“You cannot be really first-rate at your work if your work is all you are.”
In the pursuit of happiness over my Monday Morning breakfast I stumbled across this review on Brain Pickings and that's where you'll find the full article by Maria Popova. I would love to read this book it sounds really inspiring, let me know if you've done so and what you think.
Don’t ever confuse the two, your life and your work. That’s what I have to say. The second is only a part of the first. Don’t ever forget what a friend once wrote to Senator Paul Tsongas when the senator had decided not to run for reelection because he’d been diagnosed with cancer: “No man ever said on his deathbed I wish I had spent more time at the office.”Don’t ever forget the words on a postcard that my father sent me last year: “If you win the rat race, you’re still a rat.”
Quindlen considers the question of the self and what makes us who we are, what makes us worthy of being. And while the great Annie Dillard may have cautioned to not “ever use the word ‘soul,’ if possible,” it seems impossible to address the question of what makes a meaningful life without addressing the human soul, which Quindlen does beautifully:
There are thousands of people out there with the same degree you have; when you get a job, there will be thousands of people doing what you want to do for a living. But you are the only person alive who has sole custody of your life. Your particular life. Your entire life. Not just your life at a desk, or your life on the bus, or in the car, or at the computer. Not just the life of your mind, but the life of your heart. Not just your bank account, but your soul.People don’t talk about the soul very much anymore. It’s so much easier to write a résumé than to craft a spirit. But a résumé is cold comfort on a winter night, or when you’re sad, or broke, or lonely, or when you’ve gotten back the chest X ray and it doesn’t look so good, or when the doctor writes “prognosis, poor.”
Even those trying to find their purpose, even those engaged in fulfilling work, and even those of us lucky enough to have no separation between “life” and “work,” can get consumed by our modern cult of productivity.

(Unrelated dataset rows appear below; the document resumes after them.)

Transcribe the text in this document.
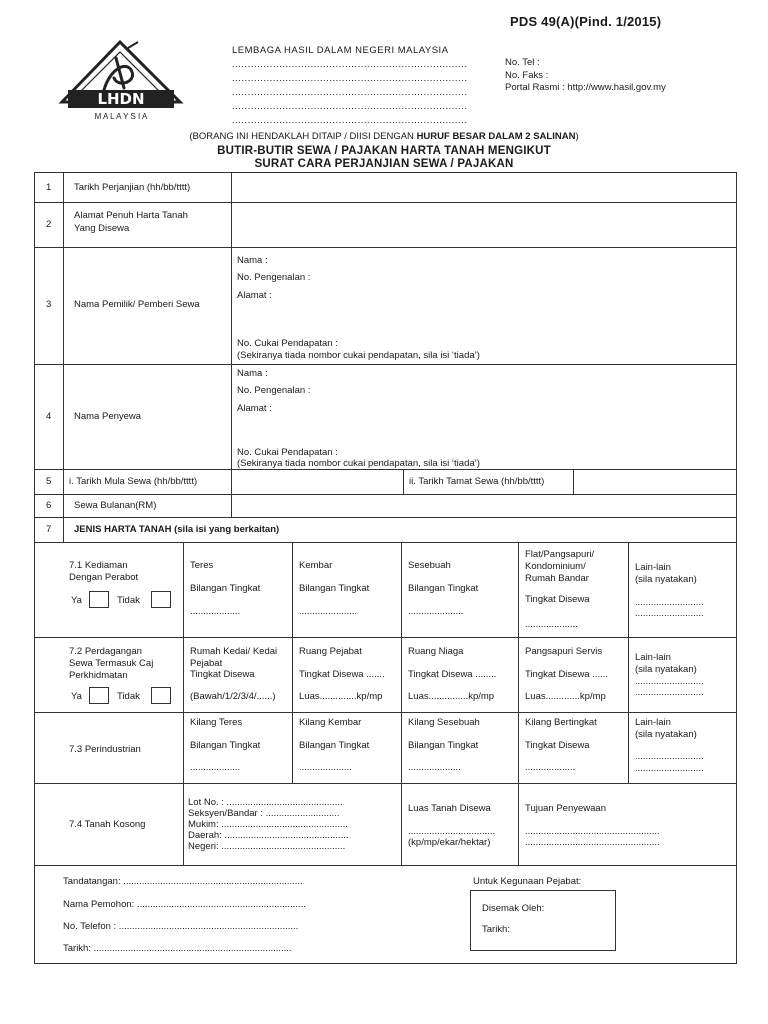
PDS 49(A)(Pind. 1/2015)
LHDN
M A L A Y S I A
LEMBAGA HASIL DALAM NEGERI MALAYSIA
...........................................................................
...........................................................................
...........................................................................
...........................................................................
...........................................................................
No. Tel :
No. Faks :
Portal Rasmi : http://www.hasil.gov.my
(BORANG INI HENDAKLAH DITAIP / DIISI DENGAN HURUF BESAR DALAM 2 SALINAN)
BUTIR-BUTIR SEWA / PAJAKAN HARTA TANAH MENGIKUT
SURAT CARA PERJANJIAN SEWA / PAJAKAN
1 Tarikh Perjanjian (hh/bb/tttt)
2
Alamat Penuh Harta Tanah
Yang Disewa
3 Nama Pemilik/ Pemberi Sewa
Nama :
No. Pengenalan :
Alamat :
No. Cukai Pendapatan :
(Sekiranya tiada nombor cukai pendapatan, sila isi ‘tiada’)
4 Nama Penyewa
Nama :
No. Pengenalan :
Alamat :
No. Cukai Pendapatan :
(Sekiranya tiada nombor cukai pendapatan, sila isi ‘tiada’)
5 i. Tarikh Mula Sewa (hh/bb/tttt)	ii. Tarikh Tamat Sewa (hh/bb/tttt)
6 Sewa Bulanan(RM)
7 JENIS HARTA TANAH (sila isi yang berkaitan)
7.1 Kediaman
Dengan Perabot
Ya	Tidak
Teres
Bilangan Tingkat
...................
Kembar
Bilangan Tingkat
......................
Sesebuah
Bilangan Tingkat
.....................
Flat/Pangsapuri/
Kondominium/
Rumah Bandar
Tingkat Disewa
....................
Lain-lain
(sila nyatakan)
..........................
..........................
7.2 Perdagangan
Sewa Termasuk Caj
Perkhidmatan
Ya	Tidak
Rumah Kedai/ Kedai
Pejabat
Tingkat Disewa
(Bawah/1/2/3/4/......)
Ruang Pejabat
Tingkat Disewa .......
Luas..............kp/mp
Ruang Niaga
Tingkat Disewa ........
Luas...............kp/mp
Pangsapuri Servis
Tingkat Disewa ......
Luas.............kp/mp
Lain-lain
(sila nyatakan)
..........................
..........................
7.3 Perindustrian
Kilang Teres
Bilangan Tingkat
...................
Kilang Kembar
Bilangan Tingkat
....................
Kilang Sesebuah
Bilangan Tingkat
....................
Kilang Bertingkat
Tingkat Disewa
...................
Lain-lain
(sila nyatakan)
..........................
..........................
7.4 Tanah Kosong
Lot No. : ............................................
Seksyen/Bandar : ............................
Mukim: ................................................
Daerah: ...............................................
Negeri: ...............................................
Luas Tanah Disewa
.................................
(kp/mp/ekar/hektar)
Tujuan Penyewaan
...................................................
...................................................
Tandatangan: ....................................................................
Nama Pemohon: ................................................................
No. Telefon : ....................................................................
Tarikh: ...........................................................................
Untuk Kegunaan Pejabat:
Disemak Oleh:
Tarikh:
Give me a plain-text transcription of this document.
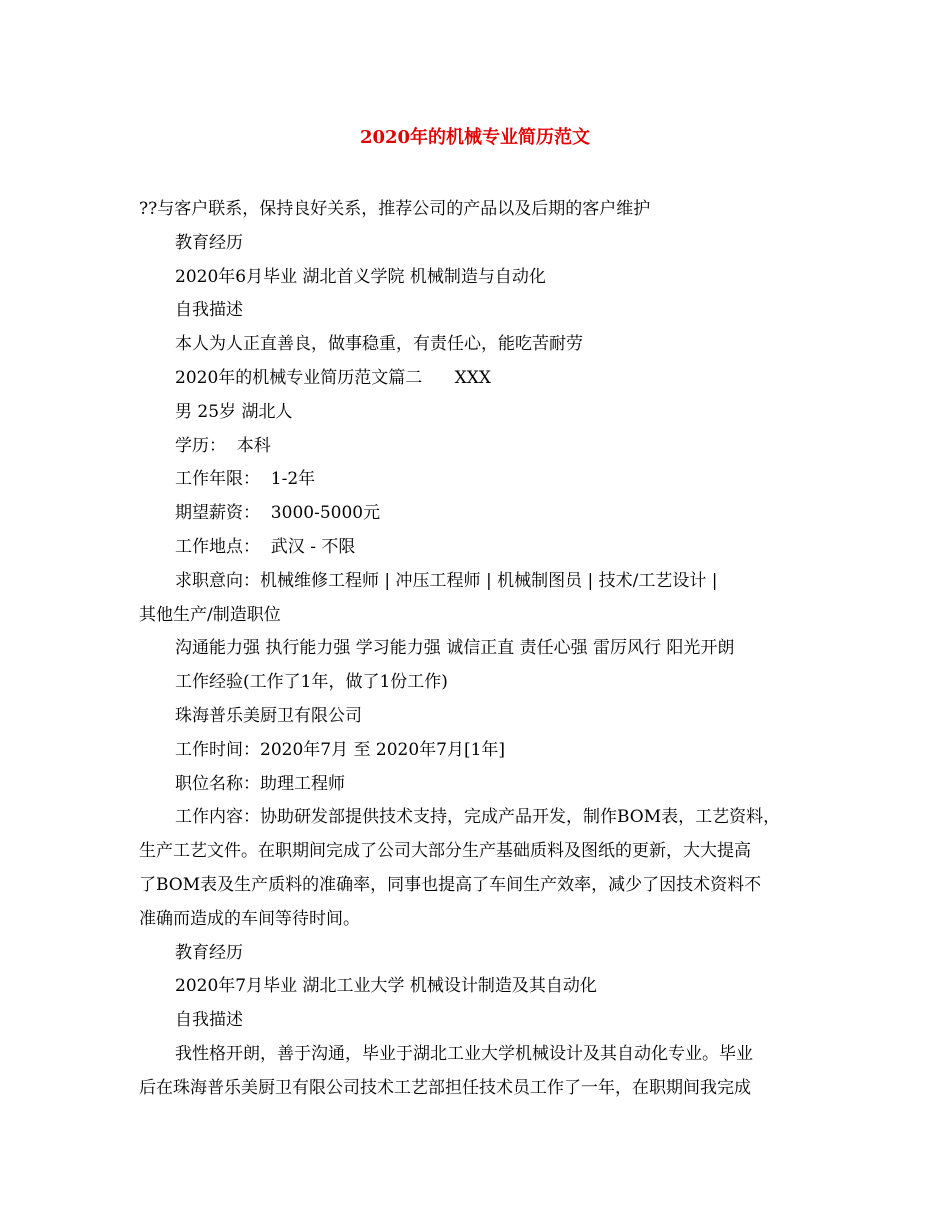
2020年的机械专业简历范文

??与客户联系，保持良好关系，推荐公司的产品以及后期的客户维护

教育经历

2020年6月毕业 湖北首义学院 机械制造与自动化

自我描述

本人为人正直善良，做事稳重，有责任心，能吃苦耐劳

2020年的机械专业简历范文篇二      XXX

男 25岁 湖北人

学历：  本科

工作年限：  1-2年

期望薪资：  3000-5000元

工作地点：  武汉 - 不限

求职意向：机械维修工程师 | 冲压工程师 | 机械制图员 | 技术/工艺设计 |

其他生产/制造职位

沟通能力强 执行能力强 学习能力强 诚信正直 责任心强 雷厉风行 阳光开朗

工作经验(工作了1年，做了1份工作)

珠海普乐美厨卫有限公司

工作时间：2020年7月 至 2020年7月[1年]

职位名称：助理工程师

工作内容：协助研发部提供技术支持，完成产品开发，制作BOM表，工艺资料，

生产工艺文件。在职期间完成了公司大部分生产基础质料及图纸的更新，大大提高

了BOM表及生产质料的准确率，同事也提高了车间生产效率，减少了因技术资料不

准确而造成的车间等待时间。

教育经历

2020年7月毕业 湖北工业大学 机械设计制造及其自动化

自我描述

我性格开朗，善于沟通，毕业于湖北工业大学机械设计及其自动化专业。毕业

后在珠海普乐美厨卫有限公司技术工艺部担任技术员工作了一年，在职期间我完成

Quindlen’s words come as a vital reminder of what matters, what counts, what the true aliveness of life is:
You cannot be really first-rate at your work if your work is all you are.So I suppose the best piece of advice I could give anyone is pretty simple: get a life. A real life, not a manic pursuit of the next promotion, the bigger paycheck, the larger house. Do you think you’d care so very much about those things if you developed an aneurysm one afternoon, or found a lump in your breast while in the shower?Get a life in which you notice the smell of salt water pushing itself on a breeze over the dunes, a life in which you stop and watch how a red-tailed hawk circles over a pond and a stand of pines. Get a life in which you pay attention to the baby as she scowls with concentration when she tries to pick up a Cheerio with her thumb and first finger.Turn off your cell phone. Turn off your regular phone, for that matter. Keep still. Be present.Get a life in which you are not alone. Find people you love, and who love you. And remember that love is not leisure, it is work.